Obwohl die Sommerferien wie jedes Jahr zwei Monate dauern, kommen sie Anna Irene heuer zum ersten Mal lang vor. Da Frau K. arbeitslos und fast immer zuhause ist, fühlt sich Anna Irene ständig kontrolliert und ist froh, wenn Onkel Joe nach der Arbeit noch zu seinen Eltern oder sonstwo hinfährt und sie mitentkommen kann.
Über das Haus wird nicht mehr gesprochen. Auch für den Führerschein lernt Frau K. nicht mehr. Alles scheint dahinzugehen, wie eh und je.
Dann muss Frau K. aufs Arbeitsamt und kommt sehr verändert nach Hause: Sie freut sich.
»Ab Oktober werde ich auch in die Schule gehen.

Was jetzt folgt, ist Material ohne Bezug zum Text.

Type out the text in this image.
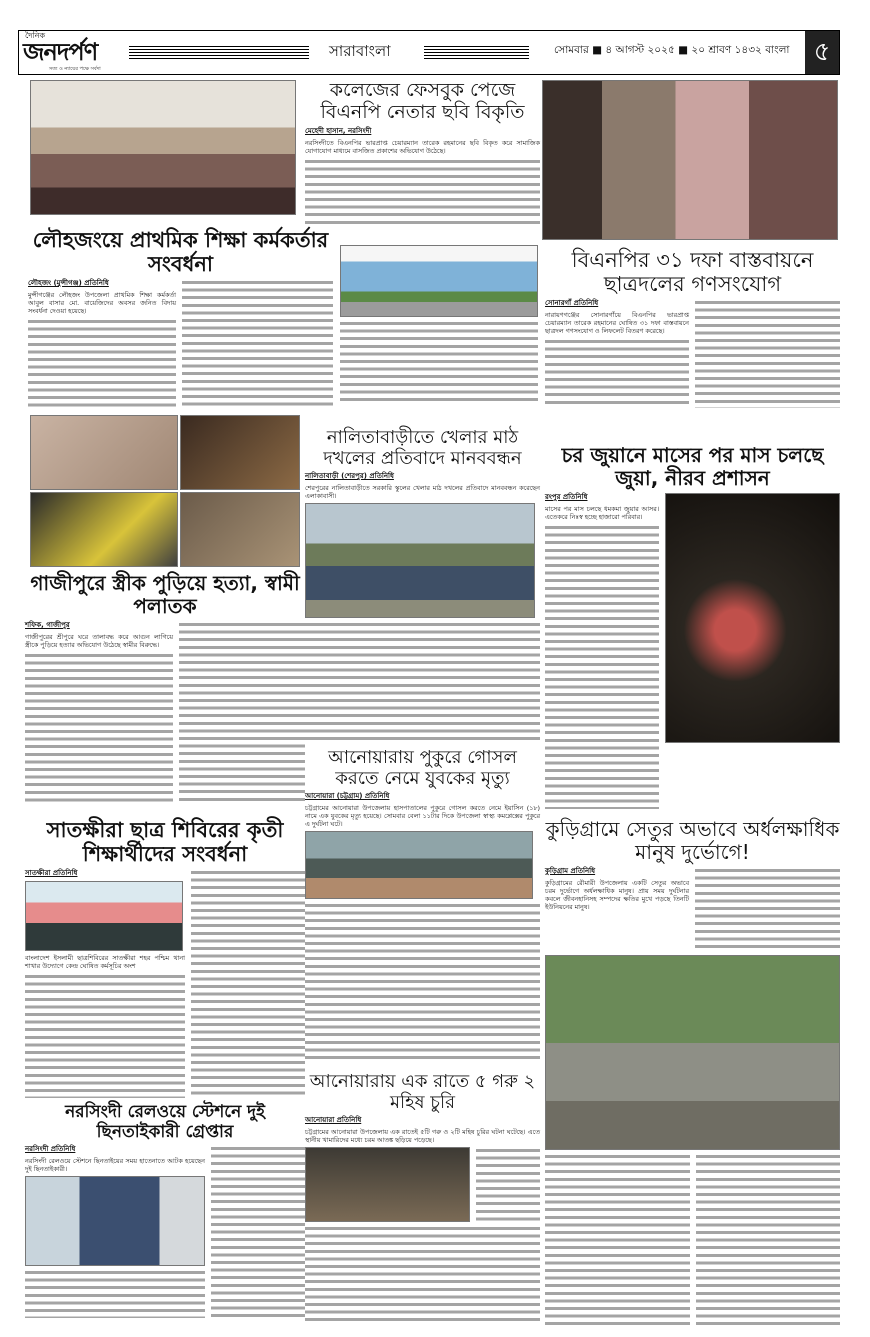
দৈনিক
জনদর্পণ
সত্য ও ন্যায়ের পক্ষে সর্বদা
সারাবাংলা	সোমবার ■ ৪ আগস্ট ২০২৫ ■ ২০ শ্রাবণ ১৪৩২ বাংলা ৫
কলেজের ফেসবুক পেজে বিএনপি নেতার ছবি বিকৃতি
মেহেদী হাসান, নরসিংদী

নরসিংদীতে বিএনপির ভারপ্রাপ্ত চেয়ারম্যান তারেক রহমানের ছবি বিকৃত করে সামাজিক যোগাযোগ মাধ্যমে বাসজিত প্রকাশের অভিযোগ উঠেছে।

লৌহজংয়ে প্রাথমিক শিক্ষা কর্মকর্তার সংবর্ধনা
লৌহজং (মুন্সীগঞ্জ) প্রতিনিধি

মুন্সীগঞ্জের লৌহজং উপজেলা প্রাথমিক শিক্ষা কর্মকর্তা আবুল বাসার মো. বায়েজিদের অবসর জনিত বিদায় সংবর্ধনা দেওয়া হয়েছে।

বিএনপির ৩১ দফা বাস্তবায়নে ছাত্রদলের গণসংযোগ
সোনারগাঁ প্রতিনিধি

নারায়ণগঞ্জের সোনারগাঁয়ে বিএনপির ভারপ্রাপ্ত চেয়ারম্যান তারেক রহমানের ঘোষিত ৩১ দফা বাস্তবায়নে ছাত্রদল গণসংযোগ ও লিফলেট বিতরণ করেছে।

নালিতাবাড়ীতে খেলার মাঠ দখলের প্রতিবাদে মানববন্ধন
নালিতাবাড়ী (শেরপুর) প্রতিনিধি

শেরপুরের নালিতাবাড়ীতে সরকারি স্কুলের খেলার মাঠ দখলের প্রতিবাদে মানববন্ধন করেছেন এলাকাবাসী।

চর জুয়ানে মাসের পর মাস চলছে জুয়া, নীরব প্রশাসন
রংপুর প্রতিনিধি

মাসের পর মাস চলছে ধমকমা জুয়ার আসর। এতেকরে নিঃস্ব হচ্ছে হাজারো পরিবার।

গাজীপুরে স্ত্রীক পুড়িয়ে হত্যা, স্বামী পলাতক
শফিক, গাজীপুর

গাজীপুরের শ্রীপুরে ঘরে তালাবদ্ধ করে আগুন লাগিয়ে স্ত্রীকে পুড়িয়ে হত্যার অভিযোগ উঠেছে স্বামীর বিরুদ্ধে।

আনোয়ারায় পুকুরে গোসল করতে নেমে যুবকের মৃত্যু
আনোয়ারা (চট্টগ্রাম) প্রতিনিধি

চট্টগ্রামের আনোয়ারা উপজেলায় হাসপাতালের পুকুরে গোসল করতে নেমে ইয়াসিন (১৮) নামে এক যুবকের মৃত্যু হয়েছে। সোমবার বেলা ১১টার দিকে উপজেলা স্বাস্থ্য কমপ্লেক্সের পুকুরে এ দুর্ঘটনা ঘটে।

সাতক্ষীরা ছাত্র শিবিরের কৃতী শিক্ষার্থীদের সংবর্ধনা
সাতক্ষীরা প্রতিনিধি

বাংলাদেশ ইসলামী ছাত্রশিবিরের সাতক্ষীরা শহর পশ্চিম থানা শাখার উদ্যোগে কেন্দ্র ঘোষিত কর্মসূচির অংশ

কুড়িগ্রামে সেতুর অভাবে অর্ধলক্ষাধিক মানুষ দুর্ভোগে!
কুড়িগ্রাম প্রতিনিধি

কুড়িগ্রামের রৌমারী উপজেলায় একটি সেতুর অভাবে চরম দুর্ভোগে অর্ধলক্ষাধিক মানুষ। প্রায় সময় দুর্ঘটনার কবলে জীবনহানিসহ সম্পদের ক্ষতির মুখে পড়ছে তিনটি ইউনিয়নের মানুষ।

আনোয়ারায় এক রাতে ৫ গরু ২ মহিষ চুরি
আনোয়ারা প্রতিনিধি

চট্টগ্রামের আনোয়ারা উপজেলায় এক রাতেই ৫টি গরু ও ২টি মহিষ চুরির ঘটনা ঘটেছে। এতে স্থানীয় খামারিদের মধ্যে চরম আতঙ্ক ছড়িয়ে পড়েছে।

নরসিংদী রেলওয়ে স্টেশনে দুই ছিনতাইকারী গ্রেপ্তার
নরসিংদী প্রতিনিধি

নরসিংদী রেলওয়ে স্টেশনে ছিনতাইয়ের সময় হাতেনাতে আটক হয়েছেন দুই ছিনতাইকারী।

Wie Du. Ich hab vom Arbeitsamt einen Kurs bekommen.« Es ist mehr ein Singen als ein Reden.
Heute ist sie aber ganz komisch … Sie tut so, als wäre sie dann ein richtiges Schulkind, das passt überhaupt nicht zu ihr … Aber vielleicht wird sie dann ja weniger schimpfen, wenn sie selber Hausübungen machen muss?